Now, if you are a twenty-something with several hundred thousand dollars in student loans hanging over your head then you’re probably asking yourself, But when will things be fine for me? Short answer: they won’t. Your life will likely be moderately horrid: you will marry late, have a poorer lifestyle, will take forever to get out of debt, and will not be in a good retirement position in forty years. Of course, in forty years Barack Obama will be 95 or so; which means that he’ll either be dead, or else utterly indifferent to your problems. So, really, no downside for him, or any other Democrat currently in a senior leadership position.

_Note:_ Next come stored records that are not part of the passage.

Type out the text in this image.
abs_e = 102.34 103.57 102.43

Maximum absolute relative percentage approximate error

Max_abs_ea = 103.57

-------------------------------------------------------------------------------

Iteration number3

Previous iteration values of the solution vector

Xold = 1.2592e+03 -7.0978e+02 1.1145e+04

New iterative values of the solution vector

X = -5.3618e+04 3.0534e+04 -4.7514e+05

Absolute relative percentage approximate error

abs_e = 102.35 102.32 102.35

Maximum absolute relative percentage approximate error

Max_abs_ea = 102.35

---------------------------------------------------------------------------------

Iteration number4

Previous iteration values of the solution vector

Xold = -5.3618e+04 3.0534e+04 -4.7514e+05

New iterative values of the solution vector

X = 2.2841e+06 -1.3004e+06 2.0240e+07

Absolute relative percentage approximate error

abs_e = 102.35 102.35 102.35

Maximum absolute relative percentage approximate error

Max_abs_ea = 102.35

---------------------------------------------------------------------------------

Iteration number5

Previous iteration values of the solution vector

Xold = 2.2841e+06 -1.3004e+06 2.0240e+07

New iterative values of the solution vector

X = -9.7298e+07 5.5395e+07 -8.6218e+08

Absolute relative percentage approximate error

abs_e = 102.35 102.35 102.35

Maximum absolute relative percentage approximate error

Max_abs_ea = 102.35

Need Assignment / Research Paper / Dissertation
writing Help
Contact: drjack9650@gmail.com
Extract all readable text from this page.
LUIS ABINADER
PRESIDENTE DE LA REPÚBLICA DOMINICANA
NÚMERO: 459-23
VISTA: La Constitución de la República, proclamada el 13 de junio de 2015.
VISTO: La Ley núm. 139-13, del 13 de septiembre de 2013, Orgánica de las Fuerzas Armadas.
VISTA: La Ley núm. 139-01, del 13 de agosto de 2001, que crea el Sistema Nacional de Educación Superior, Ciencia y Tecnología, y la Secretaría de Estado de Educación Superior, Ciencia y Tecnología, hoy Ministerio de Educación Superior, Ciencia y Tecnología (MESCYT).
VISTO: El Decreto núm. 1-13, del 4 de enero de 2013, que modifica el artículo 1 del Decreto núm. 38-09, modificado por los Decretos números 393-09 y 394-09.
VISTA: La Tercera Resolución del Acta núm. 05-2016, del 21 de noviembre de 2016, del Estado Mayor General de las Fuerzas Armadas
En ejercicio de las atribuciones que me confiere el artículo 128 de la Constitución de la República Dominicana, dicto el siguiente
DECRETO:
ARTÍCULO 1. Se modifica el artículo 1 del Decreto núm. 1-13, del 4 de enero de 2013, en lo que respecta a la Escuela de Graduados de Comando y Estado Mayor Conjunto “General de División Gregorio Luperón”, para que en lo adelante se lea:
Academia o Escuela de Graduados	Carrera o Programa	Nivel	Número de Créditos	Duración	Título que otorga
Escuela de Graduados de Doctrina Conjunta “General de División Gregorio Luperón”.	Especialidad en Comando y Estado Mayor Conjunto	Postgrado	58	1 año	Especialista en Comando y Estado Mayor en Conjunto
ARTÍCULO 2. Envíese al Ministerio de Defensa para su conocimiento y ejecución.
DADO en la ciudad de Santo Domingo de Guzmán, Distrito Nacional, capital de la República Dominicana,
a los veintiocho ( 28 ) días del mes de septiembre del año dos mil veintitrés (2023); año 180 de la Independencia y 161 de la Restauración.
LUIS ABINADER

And, honestly, in forty years I will be in my mid-eighties, which means that there’s a good chance that I’ll be dead, and if I’m not dead I’ll be ‘enjoying’ whatever surplus can be squeezed out of the generations that follow mine. The difference between me and Barack Obama, however, is that I retrain a basic empathy for people who are going to get the short end of the stick; which is why I’m pointing out all of this now, while there’s still some hope for young voters to actually do something about the trap that the Democrats are putting them into…
Moe Lane (crosspost)
I graduated with no student loan debt, it took longer and I had to work to earn the money to pay for it but I graduated. And then I tossed my degree in a box and forgot about it. I went on to live my life secure in the knowledge that anyone who goes into debt for a college degree gets what he deserves.